AUSTRALIA is becoming an increasingly unhealthy society, with almost two in three Australian adults now overweight or obese, and almost one in five experiencing some form of mental illness every year, according to the Planning Institute of Australia (PIA).
However, the nation's peak town planning body said it has a new angle on how to reverse this trend, adding that there is a growing body of evidence that indicates the built environment – such as streets, neighbourhoods, towns and cities – has a significant influence on wellbeing.
The Institute said that when designed to facilitate physical and social activity, improve access to healthy food, and foster integration and a sense of belonging, the environments in which we live, work and play give rise to happier and healthier people.
This is the premise behind the recently-released Healthy Communities position statement, described by PIA CEO Kirsty Kelly as a call to action for planners and urban designers around Australia to creatively and collectively address the sedentary lifestyle of our communities.
The position statement encourages the integration of a set of principles whenever planners and designers plan new settlements and suburbs or redesign and renew existing ones.
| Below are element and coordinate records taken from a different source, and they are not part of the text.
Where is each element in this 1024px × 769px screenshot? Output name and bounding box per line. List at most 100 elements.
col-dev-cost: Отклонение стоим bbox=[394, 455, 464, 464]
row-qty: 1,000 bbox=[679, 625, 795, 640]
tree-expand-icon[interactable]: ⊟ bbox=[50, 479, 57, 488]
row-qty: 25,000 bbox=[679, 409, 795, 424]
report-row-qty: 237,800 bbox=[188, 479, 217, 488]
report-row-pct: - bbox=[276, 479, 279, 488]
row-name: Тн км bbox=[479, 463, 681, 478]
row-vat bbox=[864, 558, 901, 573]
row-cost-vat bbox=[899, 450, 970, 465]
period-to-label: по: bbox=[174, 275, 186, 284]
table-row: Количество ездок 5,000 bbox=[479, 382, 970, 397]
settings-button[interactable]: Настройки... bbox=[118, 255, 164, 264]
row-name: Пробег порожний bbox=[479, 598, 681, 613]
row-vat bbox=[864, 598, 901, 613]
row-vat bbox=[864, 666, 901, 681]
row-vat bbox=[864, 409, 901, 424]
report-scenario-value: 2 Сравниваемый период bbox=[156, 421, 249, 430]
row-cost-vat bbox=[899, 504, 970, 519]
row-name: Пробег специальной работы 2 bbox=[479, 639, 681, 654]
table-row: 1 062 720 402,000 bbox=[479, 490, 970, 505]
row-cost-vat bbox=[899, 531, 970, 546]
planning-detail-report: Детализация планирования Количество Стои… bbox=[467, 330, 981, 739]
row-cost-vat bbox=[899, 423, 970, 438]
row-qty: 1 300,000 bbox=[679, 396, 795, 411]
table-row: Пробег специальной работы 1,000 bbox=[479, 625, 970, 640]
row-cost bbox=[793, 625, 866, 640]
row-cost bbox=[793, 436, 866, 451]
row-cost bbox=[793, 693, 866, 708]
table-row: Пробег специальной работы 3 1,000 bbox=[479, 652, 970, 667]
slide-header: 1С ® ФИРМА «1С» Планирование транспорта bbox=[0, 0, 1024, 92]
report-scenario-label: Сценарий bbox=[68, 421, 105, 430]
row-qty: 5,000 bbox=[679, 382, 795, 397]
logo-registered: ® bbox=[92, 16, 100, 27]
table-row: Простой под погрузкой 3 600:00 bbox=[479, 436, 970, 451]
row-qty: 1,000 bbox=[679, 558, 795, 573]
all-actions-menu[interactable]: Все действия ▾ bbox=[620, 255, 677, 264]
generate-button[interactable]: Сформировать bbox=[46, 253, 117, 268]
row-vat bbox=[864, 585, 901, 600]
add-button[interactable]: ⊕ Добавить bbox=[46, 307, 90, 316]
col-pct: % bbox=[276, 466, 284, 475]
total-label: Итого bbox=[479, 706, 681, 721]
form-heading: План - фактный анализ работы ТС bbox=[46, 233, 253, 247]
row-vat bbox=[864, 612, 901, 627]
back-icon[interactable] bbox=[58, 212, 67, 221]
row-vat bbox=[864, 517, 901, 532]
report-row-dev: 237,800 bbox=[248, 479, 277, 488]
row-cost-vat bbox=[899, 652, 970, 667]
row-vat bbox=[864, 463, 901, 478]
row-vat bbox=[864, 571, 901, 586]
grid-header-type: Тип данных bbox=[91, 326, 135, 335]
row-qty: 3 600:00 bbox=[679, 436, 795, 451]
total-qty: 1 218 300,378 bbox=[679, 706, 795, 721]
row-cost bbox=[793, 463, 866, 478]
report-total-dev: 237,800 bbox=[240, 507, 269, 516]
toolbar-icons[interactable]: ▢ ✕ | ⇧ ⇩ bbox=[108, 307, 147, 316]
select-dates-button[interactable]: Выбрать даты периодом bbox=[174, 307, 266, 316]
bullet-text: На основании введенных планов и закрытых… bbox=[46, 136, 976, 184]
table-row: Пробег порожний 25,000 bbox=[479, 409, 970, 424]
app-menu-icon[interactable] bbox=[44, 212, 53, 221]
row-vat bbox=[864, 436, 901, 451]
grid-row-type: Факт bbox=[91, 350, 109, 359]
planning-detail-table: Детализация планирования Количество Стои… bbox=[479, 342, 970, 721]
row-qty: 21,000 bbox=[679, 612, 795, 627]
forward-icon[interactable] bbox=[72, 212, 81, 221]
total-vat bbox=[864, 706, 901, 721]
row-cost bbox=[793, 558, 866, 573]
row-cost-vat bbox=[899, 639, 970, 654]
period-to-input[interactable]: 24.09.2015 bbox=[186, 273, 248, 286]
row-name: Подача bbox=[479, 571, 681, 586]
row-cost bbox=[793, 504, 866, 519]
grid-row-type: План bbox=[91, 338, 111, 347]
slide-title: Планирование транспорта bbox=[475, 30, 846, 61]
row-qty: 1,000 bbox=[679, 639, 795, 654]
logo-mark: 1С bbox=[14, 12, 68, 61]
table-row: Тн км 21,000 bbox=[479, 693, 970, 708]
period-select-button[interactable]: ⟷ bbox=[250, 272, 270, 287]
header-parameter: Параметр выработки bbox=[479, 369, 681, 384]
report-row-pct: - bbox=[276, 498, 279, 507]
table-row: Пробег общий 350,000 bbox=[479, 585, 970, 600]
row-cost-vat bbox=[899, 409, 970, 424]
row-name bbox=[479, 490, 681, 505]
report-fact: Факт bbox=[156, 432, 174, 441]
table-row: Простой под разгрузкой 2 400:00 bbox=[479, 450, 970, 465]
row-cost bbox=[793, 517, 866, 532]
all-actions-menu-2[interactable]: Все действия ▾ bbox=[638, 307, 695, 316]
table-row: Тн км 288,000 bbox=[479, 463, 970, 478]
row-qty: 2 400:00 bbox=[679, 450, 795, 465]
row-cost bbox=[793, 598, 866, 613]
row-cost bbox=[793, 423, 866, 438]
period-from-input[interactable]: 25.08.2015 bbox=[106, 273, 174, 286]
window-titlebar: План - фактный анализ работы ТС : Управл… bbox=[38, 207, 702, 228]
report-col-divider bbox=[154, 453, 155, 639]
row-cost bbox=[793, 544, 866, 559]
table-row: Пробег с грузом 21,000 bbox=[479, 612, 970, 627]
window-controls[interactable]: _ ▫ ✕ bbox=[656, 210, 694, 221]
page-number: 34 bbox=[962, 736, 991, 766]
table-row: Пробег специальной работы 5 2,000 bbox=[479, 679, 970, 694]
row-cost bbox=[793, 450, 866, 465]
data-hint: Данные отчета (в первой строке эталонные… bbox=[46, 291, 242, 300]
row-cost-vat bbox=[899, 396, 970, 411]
"This means encouraging and supporting the development of environments that promote physical activity, healthy eating and social and mental wellbeing. It means considering health perspectives throughout the planning process, and incorporating community health and wellbeing as integral objectives and outcomes in planning legislation and policy frameworks," the Institute said.
"A key to success will be educating relevant disciplines on how and why they should help shape healthy communities. Whether it is through interdisciplinary planning and design processes; through professional development; or through the creation of planning documentation that teach planners, political decision-makers and the community on the correlation between healthy spaces and places and healthy people.
"The responsibility does not lie solely with planners, of course. Success will emerge only through effective collaboration with myriad other professions and sectors, including service agencies, health professionals, engineers, architects, economists and government.
Ms Kelly said the position statement serves as a blueprint and a call to action for all these professionals to address – collectively and cooperatively – Australia's damaging and growing health problem through their work.